Lim continues in the next paragraph:
By her own admission Ms. Coppola’s first three movies — “The Virgin Suicides” (2000), “Lost in Translation” (2003) and “Marie Antoinette” (2006) — constitute a trilogy about young women on the awkward verge of self-definition. As her critics see it, the problem is not just repetition but a kind of solipsism.
As much as I love his side-stepping use of these unnamed “critics” and “detractors,” let’s set aside the patronizing air for the moment to ask whether he has seen anything other than Marie Antoinette. (And I hasten to add that I really liked that film, though I know some didn’t.) How, Mr. Lim, can anyone characterize her first two films as about “young women on the verge” when The Virgin Suicides is at least as much about boys who look at and admire a group of unknowable sisters, and Lost in Translation is about a relationship between a shlubby, aging actor and a woman less than half his age? Deep into the article Lim recounts Kirsten Dunst’s exasperated response to this charge at Cannes several years ago: “Observing that ‘mopey-man movies’ often get a free pass, Ms. Dunst suggested that there is less tolerance for feminine introspection.” That’s the very least one can say about movie-makers’ tolerance for male solipsism.
Most of all, Lim casts a skeptical eye on the fact that Coppola is the “supremely well-connected daughter of Francis Ford Coppola” and that this has dictated her interest in filming what he calls “the luxe life.” (Again, have you seen the decidedly middle-class The Virgin Suicides?) No one doubts that her family ties have helped her, but they didn’t bring her the multiple awards she’s received, including a Golden Globe (for Lost in Translation) and the Golden Lion (for her current film Somewhere). And I ask you, Mr. Lim, have you ever described Jeff Bridges, Michael Douglas, Charlie Sheen, Kiefer Sutherland, Jaden Smith, director Jason Reitman, or even Coppola’s cousins Jason and Robert Schwartzman as the “supremely well-connected son of …”?
Turning to Lim’s sexist and patronizing dismissals, let’s tick through some of his charges:
- Her work is predictable
- Her work is somehow about herself
- Her work is solipsistic
- She got where she is due to nepotism
- Her films only portray the cloistered elite, because that’s all she knows
- She is well known to love fashion, “which seems to have contributed to a perception that there is something frivolous about her films” (we here at Feminéma LOVE the use of the passive voice!)
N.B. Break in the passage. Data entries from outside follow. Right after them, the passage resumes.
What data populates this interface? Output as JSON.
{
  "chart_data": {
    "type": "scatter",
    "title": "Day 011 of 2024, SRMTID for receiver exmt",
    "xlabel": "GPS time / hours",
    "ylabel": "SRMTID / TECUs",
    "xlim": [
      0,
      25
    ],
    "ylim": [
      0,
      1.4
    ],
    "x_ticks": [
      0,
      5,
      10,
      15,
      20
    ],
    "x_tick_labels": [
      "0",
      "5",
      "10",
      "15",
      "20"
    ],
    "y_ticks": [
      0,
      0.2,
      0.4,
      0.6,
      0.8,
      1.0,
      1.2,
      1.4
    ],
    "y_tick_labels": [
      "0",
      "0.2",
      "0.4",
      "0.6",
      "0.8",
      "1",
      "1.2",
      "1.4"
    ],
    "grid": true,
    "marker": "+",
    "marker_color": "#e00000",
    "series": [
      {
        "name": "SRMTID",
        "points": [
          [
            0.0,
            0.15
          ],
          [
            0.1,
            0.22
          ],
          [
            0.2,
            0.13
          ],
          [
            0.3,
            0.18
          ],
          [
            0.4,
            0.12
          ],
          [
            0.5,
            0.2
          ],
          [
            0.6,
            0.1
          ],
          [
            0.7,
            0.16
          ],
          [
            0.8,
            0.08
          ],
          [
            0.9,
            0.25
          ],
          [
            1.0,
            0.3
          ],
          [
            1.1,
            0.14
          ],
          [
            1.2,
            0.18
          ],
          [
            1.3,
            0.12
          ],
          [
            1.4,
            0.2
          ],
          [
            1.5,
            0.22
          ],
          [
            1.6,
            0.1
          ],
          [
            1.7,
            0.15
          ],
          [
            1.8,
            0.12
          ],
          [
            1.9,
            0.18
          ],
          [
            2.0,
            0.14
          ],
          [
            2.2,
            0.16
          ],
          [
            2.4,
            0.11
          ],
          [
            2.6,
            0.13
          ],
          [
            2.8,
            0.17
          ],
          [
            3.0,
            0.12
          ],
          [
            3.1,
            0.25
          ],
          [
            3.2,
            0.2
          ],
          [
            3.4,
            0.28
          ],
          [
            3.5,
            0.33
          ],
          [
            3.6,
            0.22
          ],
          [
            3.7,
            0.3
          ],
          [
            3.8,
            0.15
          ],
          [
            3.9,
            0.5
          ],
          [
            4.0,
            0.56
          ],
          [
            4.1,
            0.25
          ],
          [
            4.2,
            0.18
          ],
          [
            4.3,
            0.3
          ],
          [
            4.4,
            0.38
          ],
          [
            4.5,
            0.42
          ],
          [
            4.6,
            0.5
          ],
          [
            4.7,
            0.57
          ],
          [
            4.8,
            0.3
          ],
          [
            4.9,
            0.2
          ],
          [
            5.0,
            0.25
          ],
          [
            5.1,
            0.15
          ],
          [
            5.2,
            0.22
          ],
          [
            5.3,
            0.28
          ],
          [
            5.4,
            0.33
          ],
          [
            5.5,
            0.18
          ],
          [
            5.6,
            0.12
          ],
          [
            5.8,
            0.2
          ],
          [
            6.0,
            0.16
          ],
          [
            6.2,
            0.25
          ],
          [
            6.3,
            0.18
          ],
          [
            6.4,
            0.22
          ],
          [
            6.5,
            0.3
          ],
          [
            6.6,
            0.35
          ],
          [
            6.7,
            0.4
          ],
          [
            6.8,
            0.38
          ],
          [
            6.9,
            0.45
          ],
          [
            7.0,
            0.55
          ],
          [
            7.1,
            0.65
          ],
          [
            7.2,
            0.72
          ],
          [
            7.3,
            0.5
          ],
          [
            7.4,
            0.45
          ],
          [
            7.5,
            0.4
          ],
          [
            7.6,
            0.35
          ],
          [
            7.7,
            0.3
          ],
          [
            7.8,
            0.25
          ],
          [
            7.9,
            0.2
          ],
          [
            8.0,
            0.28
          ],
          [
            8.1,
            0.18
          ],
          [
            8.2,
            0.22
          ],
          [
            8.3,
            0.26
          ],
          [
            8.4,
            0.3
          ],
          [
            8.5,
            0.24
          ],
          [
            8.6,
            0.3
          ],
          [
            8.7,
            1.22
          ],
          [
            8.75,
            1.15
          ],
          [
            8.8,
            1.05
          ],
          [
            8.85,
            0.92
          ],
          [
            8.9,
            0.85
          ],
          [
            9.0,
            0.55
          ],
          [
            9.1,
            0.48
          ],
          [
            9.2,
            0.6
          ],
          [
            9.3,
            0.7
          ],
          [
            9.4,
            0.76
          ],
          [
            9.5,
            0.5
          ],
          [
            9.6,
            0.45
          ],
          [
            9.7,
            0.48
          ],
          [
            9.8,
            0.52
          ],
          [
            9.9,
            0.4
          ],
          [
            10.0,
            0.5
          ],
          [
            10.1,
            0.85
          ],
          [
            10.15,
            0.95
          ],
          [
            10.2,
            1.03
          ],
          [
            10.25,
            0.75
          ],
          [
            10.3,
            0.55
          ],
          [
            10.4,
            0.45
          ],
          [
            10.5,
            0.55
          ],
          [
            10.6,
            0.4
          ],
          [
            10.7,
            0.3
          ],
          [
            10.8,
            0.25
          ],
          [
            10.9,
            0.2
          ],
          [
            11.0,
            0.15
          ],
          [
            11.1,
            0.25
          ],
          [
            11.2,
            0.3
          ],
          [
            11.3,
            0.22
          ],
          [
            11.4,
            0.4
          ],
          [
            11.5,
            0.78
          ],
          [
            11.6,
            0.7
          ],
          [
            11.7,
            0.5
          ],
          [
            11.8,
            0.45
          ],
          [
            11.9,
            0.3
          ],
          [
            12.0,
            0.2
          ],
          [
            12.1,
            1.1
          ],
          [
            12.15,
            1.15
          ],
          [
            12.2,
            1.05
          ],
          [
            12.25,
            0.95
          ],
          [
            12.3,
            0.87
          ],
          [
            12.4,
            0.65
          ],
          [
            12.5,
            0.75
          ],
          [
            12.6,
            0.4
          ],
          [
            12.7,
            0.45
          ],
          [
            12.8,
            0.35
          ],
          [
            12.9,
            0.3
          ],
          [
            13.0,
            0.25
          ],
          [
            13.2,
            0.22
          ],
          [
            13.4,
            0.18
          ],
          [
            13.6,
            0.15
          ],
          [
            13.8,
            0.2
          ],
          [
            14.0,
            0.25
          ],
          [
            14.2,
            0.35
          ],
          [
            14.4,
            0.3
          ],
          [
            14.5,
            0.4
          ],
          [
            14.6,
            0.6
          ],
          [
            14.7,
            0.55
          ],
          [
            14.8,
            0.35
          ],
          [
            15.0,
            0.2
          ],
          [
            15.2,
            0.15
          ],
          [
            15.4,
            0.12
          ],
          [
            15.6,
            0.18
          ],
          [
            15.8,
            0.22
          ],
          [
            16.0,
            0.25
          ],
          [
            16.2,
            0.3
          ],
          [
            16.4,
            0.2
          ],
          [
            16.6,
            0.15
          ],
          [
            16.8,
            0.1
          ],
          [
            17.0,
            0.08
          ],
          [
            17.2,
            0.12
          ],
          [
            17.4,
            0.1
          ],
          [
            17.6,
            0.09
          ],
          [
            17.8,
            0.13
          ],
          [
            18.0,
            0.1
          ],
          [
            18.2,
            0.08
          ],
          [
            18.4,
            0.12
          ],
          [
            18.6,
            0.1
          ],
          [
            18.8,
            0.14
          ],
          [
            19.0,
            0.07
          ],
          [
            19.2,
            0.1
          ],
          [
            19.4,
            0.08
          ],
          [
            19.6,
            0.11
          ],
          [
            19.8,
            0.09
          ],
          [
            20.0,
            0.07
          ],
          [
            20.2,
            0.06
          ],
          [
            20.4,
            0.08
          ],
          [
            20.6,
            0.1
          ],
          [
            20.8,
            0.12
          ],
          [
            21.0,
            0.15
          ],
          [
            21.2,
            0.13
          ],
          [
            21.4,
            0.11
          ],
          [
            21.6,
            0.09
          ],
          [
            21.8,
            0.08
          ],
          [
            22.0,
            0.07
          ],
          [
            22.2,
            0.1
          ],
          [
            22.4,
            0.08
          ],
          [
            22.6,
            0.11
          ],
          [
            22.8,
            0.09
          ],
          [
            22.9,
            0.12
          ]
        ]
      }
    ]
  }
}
- She has responded to past criticism by turning her film Somewhere into a minimalistic film about a male perspective
- Her films are “delicate”
- Coppola displays a “lack of awareness” about her films as a group, a lack of awareness Lim calls either “blissful or protective” (hang on, she’s both solipsistic and blissfully unaware?)
Great job, Dennis Lim! Let’s hope that your own supremely well-connected work with The New York Times, The Los Angeles Times, Moving Image Source, the Museum of the Moving Image, The Village Voice, The Village Voice Film Guide, the National Society of Film Critics, the Brooklyn Academy of Music, the 2010 Robert Flaherty Film Seminar, and many film festivals including New York, San Sebastian, Vancouver, Tribeca, and South by Southwest Film Festivals — to name only a few I found online — permits you to continue to offer such useful assessments of one of the very few top-shelf female directors in the world. The New York Times does it again!